CIRM Awards UCI Researchers

Sue & Bill Gross Stem Cell Researchers Receive Private Funding to Develop New Stem Cell Lines in Hopes of Treating Alzheimer’s and Eye Disease.

During the most recent grant disbursements taking place on Sept. 5, two UC Irvine stem cell collaboration projects received a financial boost on behalf of the California Institute for Regenerative Medicine, also known as CIRM.

As a leading university in the field of embryonic stem cell research, UCI has several projects exploring the potential of embryonic stem cells that hold the possibility of differentiating into any cell.

CIRM awarded a total of $37.3 million to aid UCI’s efforts in treating advanced retinitis pigmentosa, a degenerative eye disease, and Alzheimer’s.

Private funding from organizations like CIRM are essential for the continued expansion of stem cell research, and the Sue & Bill Gross Stem Cell Research Center is a recipient and beneficiary of such funding.

After the passage of the Stem Cell Research Advancement Act by Congress, pushed through with the support of President Obama, government funding has been approved for the continued research of the original 21 existing stem cell lines that were created in 2001. This funding, however, is not allowed for the development of new embryonic stem cell lines because of the social implications of utilizing cryogenically frozen zygotes.

Under the passage of the new Act, researchers are  able to legally develop new embryonic stem cell lines from unused, donated zygotes from the “in vitro” fertilization process. However, they must be procured without federal funding.

Due to the fact that the embryonic stem cells are such an integral part of the zygote’s growth, with roughly 30 cells out of the 100-150 cell blastocyst being embryonic stem cells, government funding of developing new stem cell lines have faced social and religious ramifications as the extraction process means the destruction of the zygote.

This private funding from organizations like CIRM can allow for the development of new germal stem cell lines with new possibilities of curing diseases.

$17.3 million was awarded to the associate professor of ophthalmology, Dr. Henry Klassen, for his work at the Sue & Bill Gross Stem Cell Research Center.

Klassen and collaborators from UC Santa Barbara, UC Davis and Cedars-Sinai Medical center intend to create stem cells that can reverse the blindness caused by the degenerative eye disease, retinitis pigmentosa, and restore vision.

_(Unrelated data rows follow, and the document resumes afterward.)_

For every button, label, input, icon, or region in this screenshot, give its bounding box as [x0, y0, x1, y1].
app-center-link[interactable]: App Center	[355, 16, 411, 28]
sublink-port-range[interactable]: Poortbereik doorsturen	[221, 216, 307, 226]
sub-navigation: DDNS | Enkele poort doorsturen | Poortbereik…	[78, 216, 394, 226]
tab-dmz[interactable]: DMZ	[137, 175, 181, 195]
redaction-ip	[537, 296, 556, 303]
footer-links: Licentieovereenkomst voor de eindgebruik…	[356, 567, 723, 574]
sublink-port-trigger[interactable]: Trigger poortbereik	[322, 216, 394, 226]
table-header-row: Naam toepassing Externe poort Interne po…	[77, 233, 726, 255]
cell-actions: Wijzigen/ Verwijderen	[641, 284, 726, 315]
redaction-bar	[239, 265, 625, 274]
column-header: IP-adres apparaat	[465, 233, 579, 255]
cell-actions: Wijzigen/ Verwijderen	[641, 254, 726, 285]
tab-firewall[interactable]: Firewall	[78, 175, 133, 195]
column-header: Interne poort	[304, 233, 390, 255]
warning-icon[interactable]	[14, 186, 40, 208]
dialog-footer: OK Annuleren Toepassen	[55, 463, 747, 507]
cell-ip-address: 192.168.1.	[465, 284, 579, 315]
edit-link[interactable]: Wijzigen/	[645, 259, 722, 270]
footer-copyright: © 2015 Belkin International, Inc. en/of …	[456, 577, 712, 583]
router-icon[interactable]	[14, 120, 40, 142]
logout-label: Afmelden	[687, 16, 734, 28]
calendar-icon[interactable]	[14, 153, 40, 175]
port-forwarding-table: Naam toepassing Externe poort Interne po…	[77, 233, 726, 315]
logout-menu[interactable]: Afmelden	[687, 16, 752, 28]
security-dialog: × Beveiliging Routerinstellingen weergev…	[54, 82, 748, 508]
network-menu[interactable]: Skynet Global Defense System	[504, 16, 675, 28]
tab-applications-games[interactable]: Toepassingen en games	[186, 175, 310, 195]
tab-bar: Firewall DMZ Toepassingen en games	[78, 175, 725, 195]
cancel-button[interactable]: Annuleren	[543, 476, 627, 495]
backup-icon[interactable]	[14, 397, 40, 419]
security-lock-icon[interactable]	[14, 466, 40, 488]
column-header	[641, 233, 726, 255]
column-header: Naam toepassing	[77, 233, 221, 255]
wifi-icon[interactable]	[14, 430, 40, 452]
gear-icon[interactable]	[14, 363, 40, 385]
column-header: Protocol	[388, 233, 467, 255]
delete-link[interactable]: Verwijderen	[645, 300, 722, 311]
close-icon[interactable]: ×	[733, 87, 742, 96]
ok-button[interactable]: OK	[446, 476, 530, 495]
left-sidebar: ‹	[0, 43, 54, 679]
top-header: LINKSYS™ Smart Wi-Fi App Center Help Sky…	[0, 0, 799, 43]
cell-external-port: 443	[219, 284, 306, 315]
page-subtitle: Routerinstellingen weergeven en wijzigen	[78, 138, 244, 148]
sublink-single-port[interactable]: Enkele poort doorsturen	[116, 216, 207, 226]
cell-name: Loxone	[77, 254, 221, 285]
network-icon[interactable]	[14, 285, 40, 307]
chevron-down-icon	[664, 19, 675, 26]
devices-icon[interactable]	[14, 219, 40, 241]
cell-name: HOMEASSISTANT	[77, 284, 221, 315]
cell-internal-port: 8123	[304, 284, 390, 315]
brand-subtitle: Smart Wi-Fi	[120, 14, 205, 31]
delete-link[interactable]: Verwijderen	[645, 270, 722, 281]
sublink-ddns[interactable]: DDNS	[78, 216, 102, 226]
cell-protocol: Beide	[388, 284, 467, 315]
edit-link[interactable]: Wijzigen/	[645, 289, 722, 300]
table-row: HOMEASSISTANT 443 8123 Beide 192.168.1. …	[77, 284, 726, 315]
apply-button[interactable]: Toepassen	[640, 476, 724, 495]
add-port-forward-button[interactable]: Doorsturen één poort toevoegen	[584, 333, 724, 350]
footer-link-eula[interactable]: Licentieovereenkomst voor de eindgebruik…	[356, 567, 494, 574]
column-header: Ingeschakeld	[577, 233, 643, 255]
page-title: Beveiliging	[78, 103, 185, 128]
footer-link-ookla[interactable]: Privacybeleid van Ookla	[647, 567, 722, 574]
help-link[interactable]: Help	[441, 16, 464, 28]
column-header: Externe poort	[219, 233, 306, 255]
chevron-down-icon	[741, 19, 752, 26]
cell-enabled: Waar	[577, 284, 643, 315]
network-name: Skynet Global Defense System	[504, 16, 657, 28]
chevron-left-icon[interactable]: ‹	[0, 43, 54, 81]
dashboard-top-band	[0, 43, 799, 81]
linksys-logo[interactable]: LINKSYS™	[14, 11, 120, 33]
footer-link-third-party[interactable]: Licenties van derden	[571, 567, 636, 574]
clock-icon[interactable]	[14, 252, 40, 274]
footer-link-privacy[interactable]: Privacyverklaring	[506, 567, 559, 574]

Due to the fact that embryonic stem cell lines are able to differentiate into any cell, Klassen and his team are working on restoring vision by replacing degenerated cells in the retina caused by retinitis pigmentosa.

The project will use the funding to develop cells in pharmaceutically correct conditions and will then test the cells to determine therapeutic effectiveness. It is the team’s goal to rejuvenate a significant number of cones, which provide color vision, in the worsening retina to help restore fading vision.

“We believe it’s possible to rejuvenate a portion of inactive cones in the degenerating retina,” Klassen said. “Our methods have been validated, and I’m optimistic that stem cell-based treatments can help restore clinically significant vision in people going blind due to retinal degeneration.”

The second project, which aims to treat the debilitating effects of Alzheimer’s, will use the funding to explore the use of neural stem cells to restore memory in Alzheimer patients.

$20 million was awarded to the longtime UCI research partner, StemCells Inc., in hopes of advancing stem cell-based treatments. The company will work with UCI neurobiologists Frank LaFerla and Mathew Blurton-Jones, from the university’s Institute for Memory Impairments and Neurological Disorders, also known as UCI MIND.

“Our goal is to research ways to make memories last a lifetime, and we’re excited to investigate the potential efficacy of stem cells for Alzheimer’s disease,” said LaFerla, the UCI MIND director and Chancellor’s Professor and chair of neurobiology & behavior.

The funding will allow the project to delve deeper into the understanding of how human neural stem cells can treat Alzheimer’s disease. The team intends to use further animal studies after the development of the stem cell lines, to begin testing this therapeutic approach in vivo, in live patients, before beginning human testing. The support from CIRM aims to enhance and restore memory in Alzheimer’s patients.

“CIRM’s support for UC Irvine’s efforts to advance stem cell-based treatments for a variety of diseases is extremely gratifying,” said Peter Donovan, director of the Sue & Bill Gross Stem Cell Research Center. “Henry’s work on retinitis pigmentosa and Frank and Mathew’s on Alzheimer’s disease hold great promise, and we are delighted that they have the support to see their work move toward the clinic.”

These two recent grants mark the third time CIRM has awarded the Sue & Bill Gross Stem Cell Research Center in their efforts to advance medicine. UCI and its collaborators hold promising work in the stem cell field as they work toward a goal of curing degenerative diseases through therapeutic uses of embryonic stem cells.